Monday, June 8, 2015

Sleep, Vitals and Nutrition:

Previous Night Sleep: 9:15PM – 4:45AM (7.5 hrs)
Bodyweight: 152.4 lbs

Supplements: Now Probiotic-10 25 Billion (am), Wobenzym (3 am, 3 pm), ATP Mechanix Pre (upon waking) and Post-Workout (before bed), XTend BCAA’s (before/during workouts)
Caffeine: Y

Caloric Intake (cals): 1736
Protein (g): 157.7
Carbs (g): 172.9
Fat (g): 45.5

Water Intake: 4-5 cups

Stress (1-10): 4


Walking: 45 min walk to Swami’s via streets, then back home via beach (2.5 miles, ~200 cals)

Cardio: Conditioning Day at SDA:

A.    AMRAP 5 min (rest 3 min) x 3 sets:

Run 200m
20 Box Jumps (24/20)
20 Burpees
Max reps Double-unders

L1 – 26/18, step-ups, single unders
L2 – 35/26
L3 – 53/35
L4 – 70/53

Went L3, got 41, 36, 25 double unders, respectively.
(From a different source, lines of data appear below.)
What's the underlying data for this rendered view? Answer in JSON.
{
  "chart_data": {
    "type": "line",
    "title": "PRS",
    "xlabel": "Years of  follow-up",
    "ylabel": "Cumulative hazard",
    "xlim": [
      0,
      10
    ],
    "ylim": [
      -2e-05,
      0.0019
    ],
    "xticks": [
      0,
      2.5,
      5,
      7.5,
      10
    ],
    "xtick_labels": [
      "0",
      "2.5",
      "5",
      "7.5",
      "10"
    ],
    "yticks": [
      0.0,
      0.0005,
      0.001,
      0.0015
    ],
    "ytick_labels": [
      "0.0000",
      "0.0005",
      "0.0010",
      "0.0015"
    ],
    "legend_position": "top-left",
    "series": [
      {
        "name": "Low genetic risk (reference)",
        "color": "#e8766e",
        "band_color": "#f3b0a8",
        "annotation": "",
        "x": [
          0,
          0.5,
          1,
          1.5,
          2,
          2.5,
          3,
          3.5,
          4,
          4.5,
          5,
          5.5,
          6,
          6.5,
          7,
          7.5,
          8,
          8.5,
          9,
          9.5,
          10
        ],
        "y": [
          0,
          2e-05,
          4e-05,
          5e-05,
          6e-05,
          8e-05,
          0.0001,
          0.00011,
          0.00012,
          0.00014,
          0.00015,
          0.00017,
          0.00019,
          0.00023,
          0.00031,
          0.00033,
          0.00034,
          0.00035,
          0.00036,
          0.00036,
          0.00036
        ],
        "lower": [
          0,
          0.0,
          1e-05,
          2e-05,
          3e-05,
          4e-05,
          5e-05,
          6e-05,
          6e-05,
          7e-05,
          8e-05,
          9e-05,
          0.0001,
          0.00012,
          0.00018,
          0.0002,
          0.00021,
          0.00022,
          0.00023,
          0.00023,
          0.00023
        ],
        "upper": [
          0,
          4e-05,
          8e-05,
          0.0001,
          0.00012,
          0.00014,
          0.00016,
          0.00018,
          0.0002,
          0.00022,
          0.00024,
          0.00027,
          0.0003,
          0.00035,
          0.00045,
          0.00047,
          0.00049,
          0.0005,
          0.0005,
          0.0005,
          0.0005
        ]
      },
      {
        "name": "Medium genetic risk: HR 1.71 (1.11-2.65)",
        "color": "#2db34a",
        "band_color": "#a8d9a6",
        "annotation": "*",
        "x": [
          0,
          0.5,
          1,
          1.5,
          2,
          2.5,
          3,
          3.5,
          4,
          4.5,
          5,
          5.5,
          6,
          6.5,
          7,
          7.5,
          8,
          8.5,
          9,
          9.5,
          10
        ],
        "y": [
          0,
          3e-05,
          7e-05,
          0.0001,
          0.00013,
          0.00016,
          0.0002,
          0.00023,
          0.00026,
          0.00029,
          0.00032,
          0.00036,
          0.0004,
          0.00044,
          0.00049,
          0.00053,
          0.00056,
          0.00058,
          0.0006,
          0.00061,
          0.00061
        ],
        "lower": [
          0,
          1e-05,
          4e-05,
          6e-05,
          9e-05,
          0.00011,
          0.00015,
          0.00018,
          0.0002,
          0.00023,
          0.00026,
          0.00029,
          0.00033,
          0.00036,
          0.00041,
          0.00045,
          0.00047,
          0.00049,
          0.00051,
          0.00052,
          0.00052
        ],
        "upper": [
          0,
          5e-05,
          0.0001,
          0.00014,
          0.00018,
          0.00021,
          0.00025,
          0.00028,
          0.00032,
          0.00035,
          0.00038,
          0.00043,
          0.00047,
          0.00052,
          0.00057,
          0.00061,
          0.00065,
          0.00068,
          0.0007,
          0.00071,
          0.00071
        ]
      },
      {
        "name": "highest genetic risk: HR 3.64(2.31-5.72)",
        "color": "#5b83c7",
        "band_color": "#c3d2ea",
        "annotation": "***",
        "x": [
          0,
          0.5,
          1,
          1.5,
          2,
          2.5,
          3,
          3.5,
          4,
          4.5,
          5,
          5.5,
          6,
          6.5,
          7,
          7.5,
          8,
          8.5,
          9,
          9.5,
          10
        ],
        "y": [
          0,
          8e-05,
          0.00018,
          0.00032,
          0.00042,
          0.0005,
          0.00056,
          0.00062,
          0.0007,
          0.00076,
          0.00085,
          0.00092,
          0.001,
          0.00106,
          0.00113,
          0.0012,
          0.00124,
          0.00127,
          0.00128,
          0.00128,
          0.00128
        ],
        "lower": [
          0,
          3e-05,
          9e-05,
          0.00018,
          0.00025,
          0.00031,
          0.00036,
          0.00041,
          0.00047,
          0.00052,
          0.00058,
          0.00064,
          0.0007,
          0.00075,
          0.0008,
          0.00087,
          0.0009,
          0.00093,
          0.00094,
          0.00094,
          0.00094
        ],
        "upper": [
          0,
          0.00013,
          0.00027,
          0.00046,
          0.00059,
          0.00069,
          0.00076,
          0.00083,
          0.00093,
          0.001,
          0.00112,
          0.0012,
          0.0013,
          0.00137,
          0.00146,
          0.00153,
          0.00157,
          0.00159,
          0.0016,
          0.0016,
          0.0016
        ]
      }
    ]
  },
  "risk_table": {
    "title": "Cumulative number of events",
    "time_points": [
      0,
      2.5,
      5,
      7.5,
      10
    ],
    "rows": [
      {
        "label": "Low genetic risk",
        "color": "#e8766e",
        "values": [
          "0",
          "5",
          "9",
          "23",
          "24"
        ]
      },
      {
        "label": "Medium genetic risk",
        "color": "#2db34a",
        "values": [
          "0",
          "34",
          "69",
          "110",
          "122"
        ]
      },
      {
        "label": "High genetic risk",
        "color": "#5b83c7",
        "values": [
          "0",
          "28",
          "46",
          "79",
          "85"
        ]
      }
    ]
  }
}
This was a frickin tough workout!

B.    4 Rounds For Time:

Run 200m
Lateral Defensive slide 50m (halfway up alley) right foot leading
Lateral Defensive slide 50m (back to start) left foot leading
25 Abmat sit-ups


(Burned somewhere around 400-450 cals)


Legs and Shoulders

6 sets of 12 reps of the following:
DB Shoulder Press (20#/hand)
Front Raise (8#/hand)
Lateral raise (5#/hand)
Band face pulls (Red band)
Back Squats (95#)

Rest 2-3 mins between sets

Volume: 11,592 lbs

Overall Energy throughout the Day:

Overall not too bad today. I did realize that now that my carbs are lower, liquid carbs post workout really aren’t that satisfying. I think I’ll play around with putting real food in post-workout.